Его руки обхватывали ее, его сердце громко стучало под ее ухом… И желание убежать исчезло, как капли дождя, опавшие на иссушенную жарким солнцем землю. Кажется, Джеффри почувствовал, что она сдалась: его пальцы прикоснулись к вершинам ее грудей, и он перебросил свою ногу через ее колени, притянув ее к себе еще теснее. Низко наклонив голову, он прижался губами к ее ключице, а потом влажным языком провел дорожку вдоль скулы к уху. Его шепот, гулкий и басовитый, был полон озорной самоуверенности и снова пробудил в ее теле странный трепет.

– Если на то твоя воля, миледи, то я хотел бы, чтобы ты осталась. Я еще не все сделал.

Настоящая леди не стала бы валяться по прерии с актером, которому, похоже, никак не удается выбраться из странной роли, в которой он завяз. И Джульетта не испытала бы острого желания ответить: «Конечно, продолжай делать со мной что тебе угодно, сэр рыцарь». И, безусловно, настоящая леди никогда не позволила бы себе непристойно ахнуть от сладостного предвкушения – но Джульетта смогла отреагировать на его слова только таким образом.
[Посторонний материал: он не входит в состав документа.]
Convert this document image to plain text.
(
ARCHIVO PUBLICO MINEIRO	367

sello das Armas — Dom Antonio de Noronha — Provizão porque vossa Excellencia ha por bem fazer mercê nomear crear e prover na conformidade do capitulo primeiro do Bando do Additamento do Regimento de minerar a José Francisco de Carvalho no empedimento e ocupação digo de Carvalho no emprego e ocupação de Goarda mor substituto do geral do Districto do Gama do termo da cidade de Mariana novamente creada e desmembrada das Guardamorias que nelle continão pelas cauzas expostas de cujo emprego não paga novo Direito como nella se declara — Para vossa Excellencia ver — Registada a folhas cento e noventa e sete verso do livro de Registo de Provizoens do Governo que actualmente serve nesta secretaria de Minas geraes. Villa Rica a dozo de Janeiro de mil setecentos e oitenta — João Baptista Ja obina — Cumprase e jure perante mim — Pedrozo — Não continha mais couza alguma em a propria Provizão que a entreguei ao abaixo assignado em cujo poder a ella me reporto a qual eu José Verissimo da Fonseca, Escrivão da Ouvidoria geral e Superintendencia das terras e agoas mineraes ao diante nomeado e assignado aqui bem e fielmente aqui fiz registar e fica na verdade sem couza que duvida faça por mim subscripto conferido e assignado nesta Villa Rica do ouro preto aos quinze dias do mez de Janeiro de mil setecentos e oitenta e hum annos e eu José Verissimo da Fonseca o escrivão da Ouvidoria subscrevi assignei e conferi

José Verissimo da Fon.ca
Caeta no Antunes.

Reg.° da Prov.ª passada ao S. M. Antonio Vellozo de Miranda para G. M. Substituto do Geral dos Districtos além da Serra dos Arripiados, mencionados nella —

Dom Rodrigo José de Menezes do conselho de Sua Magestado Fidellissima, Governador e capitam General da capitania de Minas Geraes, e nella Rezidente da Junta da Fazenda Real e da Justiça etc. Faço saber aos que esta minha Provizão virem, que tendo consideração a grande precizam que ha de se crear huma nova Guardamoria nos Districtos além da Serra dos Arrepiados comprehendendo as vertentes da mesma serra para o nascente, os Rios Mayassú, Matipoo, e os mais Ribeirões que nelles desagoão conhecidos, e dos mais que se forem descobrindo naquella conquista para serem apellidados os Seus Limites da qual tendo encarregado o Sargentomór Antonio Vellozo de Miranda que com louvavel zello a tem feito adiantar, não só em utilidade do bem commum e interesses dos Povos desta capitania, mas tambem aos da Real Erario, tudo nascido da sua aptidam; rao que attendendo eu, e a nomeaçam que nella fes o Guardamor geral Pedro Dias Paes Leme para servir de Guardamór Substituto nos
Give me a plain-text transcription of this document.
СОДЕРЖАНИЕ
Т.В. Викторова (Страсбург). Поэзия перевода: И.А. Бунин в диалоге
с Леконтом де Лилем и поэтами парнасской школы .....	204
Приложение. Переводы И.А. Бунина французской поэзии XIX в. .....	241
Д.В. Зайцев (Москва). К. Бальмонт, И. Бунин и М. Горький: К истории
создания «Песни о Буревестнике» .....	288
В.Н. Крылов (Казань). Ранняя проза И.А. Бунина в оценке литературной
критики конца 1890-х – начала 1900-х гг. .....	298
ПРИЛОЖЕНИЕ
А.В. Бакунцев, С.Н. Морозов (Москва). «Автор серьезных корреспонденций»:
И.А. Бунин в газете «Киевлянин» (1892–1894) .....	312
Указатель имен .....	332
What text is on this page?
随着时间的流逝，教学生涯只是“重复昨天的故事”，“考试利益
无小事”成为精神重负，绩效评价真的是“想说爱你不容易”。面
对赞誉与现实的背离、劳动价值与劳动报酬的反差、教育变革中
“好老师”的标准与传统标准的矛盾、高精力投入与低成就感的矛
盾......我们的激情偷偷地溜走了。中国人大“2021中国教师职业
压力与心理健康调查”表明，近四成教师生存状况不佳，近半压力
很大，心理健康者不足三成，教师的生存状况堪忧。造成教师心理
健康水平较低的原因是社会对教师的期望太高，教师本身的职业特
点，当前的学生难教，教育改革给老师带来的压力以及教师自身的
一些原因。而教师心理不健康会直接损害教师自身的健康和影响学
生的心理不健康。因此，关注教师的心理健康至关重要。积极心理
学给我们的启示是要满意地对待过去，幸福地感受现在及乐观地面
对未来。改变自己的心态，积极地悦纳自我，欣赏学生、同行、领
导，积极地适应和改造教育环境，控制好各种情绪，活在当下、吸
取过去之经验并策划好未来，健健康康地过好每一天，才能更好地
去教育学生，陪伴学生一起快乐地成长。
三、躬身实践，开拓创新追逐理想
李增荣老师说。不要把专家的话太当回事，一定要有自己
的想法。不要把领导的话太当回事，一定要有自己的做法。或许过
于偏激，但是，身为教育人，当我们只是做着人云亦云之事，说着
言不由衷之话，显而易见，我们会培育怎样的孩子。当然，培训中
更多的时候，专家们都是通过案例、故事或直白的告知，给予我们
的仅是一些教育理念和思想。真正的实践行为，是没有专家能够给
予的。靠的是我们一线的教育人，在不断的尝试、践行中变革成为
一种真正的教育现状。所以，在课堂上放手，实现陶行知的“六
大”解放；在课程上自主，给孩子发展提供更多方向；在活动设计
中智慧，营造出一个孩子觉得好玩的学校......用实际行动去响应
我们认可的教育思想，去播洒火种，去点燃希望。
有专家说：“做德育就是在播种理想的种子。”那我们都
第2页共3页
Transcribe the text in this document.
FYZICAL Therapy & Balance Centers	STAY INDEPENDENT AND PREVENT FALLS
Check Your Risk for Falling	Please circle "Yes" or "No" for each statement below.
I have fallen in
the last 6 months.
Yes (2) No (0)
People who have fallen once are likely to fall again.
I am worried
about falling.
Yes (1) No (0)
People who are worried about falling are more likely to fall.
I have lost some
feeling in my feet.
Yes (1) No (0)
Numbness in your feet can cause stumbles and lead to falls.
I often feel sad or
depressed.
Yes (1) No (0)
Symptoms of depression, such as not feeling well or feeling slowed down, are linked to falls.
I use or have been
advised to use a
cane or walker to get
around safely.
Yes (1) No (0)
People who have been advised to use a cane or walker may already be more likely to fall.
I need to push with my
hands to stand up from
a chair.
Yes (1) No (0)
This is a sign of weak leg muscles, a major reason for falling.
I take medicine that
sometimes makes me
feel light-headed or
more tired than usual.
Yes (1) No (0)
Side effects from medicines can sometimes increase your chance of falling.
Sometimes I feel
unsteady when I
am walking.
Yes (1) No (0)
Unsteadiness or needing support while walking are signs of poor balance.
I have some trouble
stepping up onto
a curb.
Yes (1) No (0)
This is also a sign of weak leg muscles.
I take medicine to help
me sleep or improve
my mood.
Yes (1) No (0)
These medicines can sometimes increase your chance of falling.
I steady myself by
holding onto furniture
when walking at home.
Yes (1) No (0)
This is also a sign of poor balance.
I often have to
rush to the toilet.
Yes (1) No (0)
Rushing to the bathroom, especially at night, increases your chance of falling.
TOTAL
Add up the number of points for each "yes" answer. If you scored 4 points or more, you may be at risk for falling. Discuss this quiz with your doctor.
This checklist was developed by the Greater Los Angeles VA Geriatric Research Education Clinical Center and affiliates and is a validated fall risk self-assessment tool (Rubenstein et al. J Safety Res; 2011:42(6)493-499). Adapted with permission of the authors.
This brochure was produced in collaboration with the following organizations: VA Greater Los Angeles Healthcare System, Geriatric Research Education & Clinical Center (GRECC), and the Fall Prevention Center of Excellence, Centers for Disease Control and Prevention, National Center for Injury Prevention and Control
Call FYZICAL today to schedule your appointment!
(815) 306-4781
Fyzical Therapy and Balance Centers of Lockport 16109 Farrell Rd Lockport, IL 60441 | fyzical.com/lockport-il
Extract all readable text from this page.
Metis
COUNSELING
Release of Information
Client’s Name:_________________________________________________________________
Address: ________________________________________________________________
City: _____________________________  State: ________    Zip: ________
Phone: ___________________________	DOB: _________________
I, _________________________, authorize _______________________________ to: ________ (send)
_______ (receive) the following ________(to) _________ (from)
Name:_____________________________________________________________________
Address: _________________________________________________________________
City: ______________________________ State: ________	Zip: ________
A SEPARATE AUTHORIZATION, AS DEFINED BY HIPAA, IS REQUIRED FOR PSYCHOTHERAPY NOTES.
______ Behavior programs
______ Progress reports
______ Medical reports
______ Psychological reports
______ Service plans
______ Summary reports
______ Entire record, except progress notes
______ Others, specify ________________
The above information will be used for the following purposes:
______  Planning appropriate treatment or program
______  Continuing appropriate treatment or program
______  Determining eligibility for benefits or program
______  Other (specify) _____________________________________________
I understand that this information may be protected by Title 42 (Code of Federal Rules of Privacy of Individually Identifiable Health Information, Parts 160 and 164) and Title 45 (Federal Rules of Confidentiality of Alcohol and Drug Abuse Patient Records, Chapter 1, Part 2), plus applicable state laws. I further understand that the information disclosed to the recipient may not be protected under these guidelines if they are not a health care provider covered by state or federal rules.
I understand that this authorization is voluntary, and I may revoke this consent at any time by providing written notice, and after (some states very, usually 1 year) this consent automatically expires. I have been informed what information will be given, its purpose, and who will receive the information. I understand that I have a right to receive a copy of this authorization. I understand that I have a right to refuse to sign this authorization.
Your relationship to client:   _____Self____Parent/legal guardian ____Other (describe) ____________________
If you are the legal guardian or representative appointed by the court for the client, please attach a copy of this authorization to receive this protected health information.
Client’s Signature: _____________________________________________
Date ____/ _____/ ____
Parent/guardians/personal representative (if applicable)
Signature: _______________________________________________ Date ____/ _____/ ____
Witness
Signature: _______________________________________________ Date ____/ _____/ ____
И эта самая настоящая леди не стала бы выгибаться, чтобы еще теснее прижаться к улыбающемуся мужчине, который лежал рядом с ней на одеяле, готовясь проделать совершенно недопустимо приятные вещи своими губами, руками и языком.

Прерия уже была залита лунным светом, а тело Джульетты казалось таким же призрачно-невесомым, как волнующаяся под ветром трава, когда Джеффри д'Арбанвиль наконец совершил все, что собирался.

И Джульетта вместе с ним.

Джеффри оставался на страже всю долгую ночь. Он полулежал, упираясь локтем в пологий подъем почвы, пока Джульетта спала у него на груди. И стражником он оказался никудышным: взгляд его все время возвращался к женщине, которую он держал в своих объятиях.

Но с другой стороны, более приятного караула у него в жизни не было.

Снятой так поспешно одеждой он прикрыл себя и Джульетту до пояса. Ее рассыпавшиеся волосы легли на ее обнаженную спину и его грудь мягким ароматным покрывалом, так что он мог рассмотреть только округлую щеку да розовый бутон соска, проглядывавшие через волнистые пряди.

«Моя!»

Чувство собственника было одновременно пьянящим и отрезвляющим.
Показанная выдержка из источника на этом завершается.